Migration preservationpassRuntime secret access and persisted config serialization are explicitly preserved by tests; no temporary compatibility path is introduced.
Testing/verificationpassFocused redaction/status tests, full KMS tests, admin KMS handler tests, governance tests, clippy, migration guards, Rust quality scan, nextest, doctests, and make pre-commit passed.

Verification Notes

Passed:

  • cargo test -p rustfs-kms redaction -- --nocapture
  • cargo test -p rustfs-kms status_response -- --nocapture
  • cargo test -p rustfs-kms --no-fail-fast
  • cargo test -p rustfs admin::handlers::kms --no-fail-fast
  • cargo test -p rustfs-security-governance --no-fail-fast
  • cargo clippy -p rustfs-kms --all-targets --all-features -- -D warnings
  • Rust code quality scan on changed KMS source files
  • cargo fmt --all --check
  • ./scripts/check_layer_dependencies.sh
  • ./scripts/check_architecture_migration_rules.sh
  • ./scripts/check_metrics_migration_refs.sh
  • git diff --check
  • make pre-commit

Notes:

  • This branch changes only KMS redaction for debug/admin view surfaces.

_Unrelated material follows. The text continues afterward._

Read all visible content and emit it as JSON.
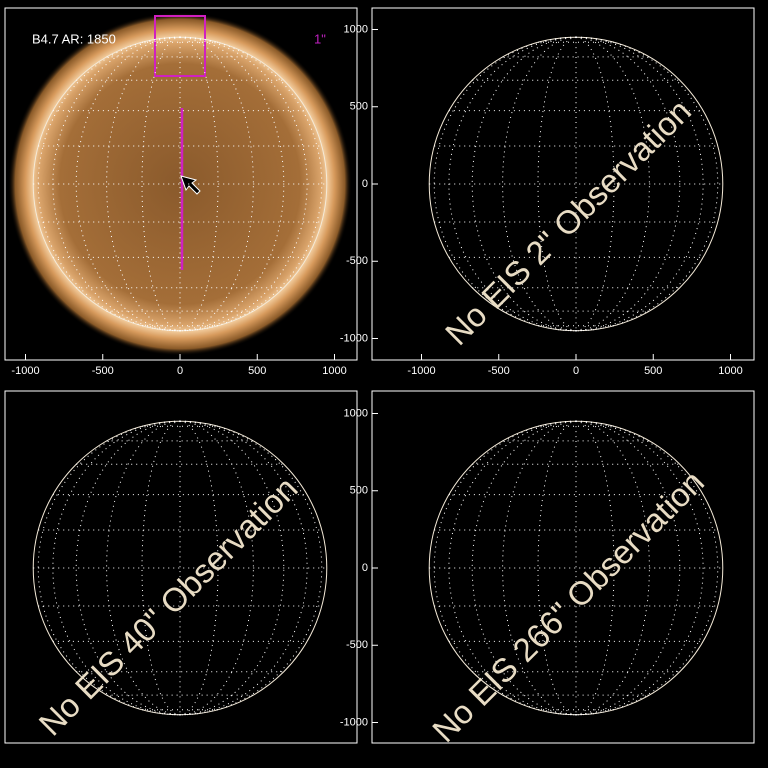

It does not change KMS authorization, production defaults, startup order, global state, storage paths, route registration, or crate boundaries.
  • Config serialization still preserves secret values for persisted cluster config; this is tested explicitly to avoid runtime data loss.
  • make pre-commit passed all checks, including 5691 nextest tests, 111 skipped tests, and workspace doctests.

Handoff Notes

  • Keep this S-013 branch as a focused security-change PR. Do not change KMS defaults, admin authorization, admin route registration shape, Config moves, Storage API moves, Runtime moves, or ECStore moves.
  • rustfs may depend on rustfs-security-governance for contract metadata; the security-governance crate must stay independent from implementation crates and runtime state.
  • Do not add temporary compatibility code without a matching RUSTFS_COMPAT_TODO(<task-id>) marker and cleanup-register entry.
  • KMS production default hardening remains a separate task group; do not bundle it with this redaction PR.